Guinée : Mois de la femme : Hadja Andrée Touré, première dame de 1958 à 1984 : Biographie, Vie et Combat.

Andrée Touré, née en 1934, fille d’un médecin militaire français et d’une Guinéenne, est l’épouse d’Ahmed Sékou Touré de 1953 à 1984, année de la mort de ce dernier, et Première dame de l’histoire de la république de Guinée pendant un quart de siècle. Dans son rôle de Première dame, elle se montre très discrète. Lorsqu’un coup d’État survient quelques jours après la mort de son mari, elle est arrêtée ainsi que son fils, et leurs biens sont confisqués.

Elle est emprisonnée pendant quatre ans, quitte la Guinée puis revient s’y installer douze ans plus tard.

Les mariés s’installent momentanément dans le quartier de Sandervalia, avant de s’établir en 1953 dans la résidence attribuée au maire de Conakry, près de l’hôtel de ville. Ils traversent ensemble la période de l’accès du pays à l’indépendance et des années de l’exercice du pouvoir. Elle ne participe pas à la politique guinéenne, mais cherche à affirmer un rôle social. Elle se convertit à l’islam, se tient à côté de son mari et le représente dans certaines réceptions.
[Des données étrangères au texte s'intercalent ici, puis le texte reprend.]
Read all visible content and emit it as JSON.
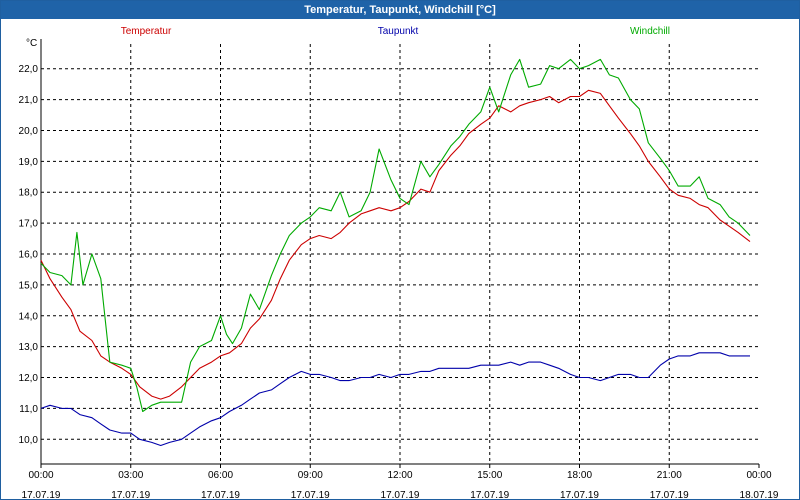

Dans les années 1960-1970, elle se rend plusieurs fois en RFA, notamment pour des soins, ce qui prend une certaine importance dans le cadre du développement des relations diplomatiques entre l’Allemagne de l’Ouest et la Guinée. Le 2 octobre 1970, elle est d’ailleurs présente à Bonn aux côtés de l’ambassadeur Seydou Keita, un parent.

De leur union naît, en mars 1961, leur unique fils prénommé Mohamed Touré. Son mari meurt le 26 mars 1984. Elle est arrêtée, ainsi que son fils, et ses biens sont confisqués. En 1987, elle condamnée à huit ans de travaux forcés, et libérée début janvier 1988. Elle est autorisée à quitter le pays. Elle gagne le Maroc, puis la Côte d’Ivoire et le Sénégal, et revient en Guinée en 2000. Elle s’attache dès lors à défendre le bilan de son défunt mari, le rôle de celui-ci dans l’établissement de l’État guinéen, ses choix politiques, oubliant par contre qu’il s’était aussi octroyé le droit de vie et de mort sur ses compatriotes, à l’image de l’ancienne secrétaire d’État Loffo Camara, qu’elle a connu personnellement et qui a été exécutée. Son fils Mohamed Touré devient le secrétaire général du parti fondé par son père, le Parti démocratique de Guinée.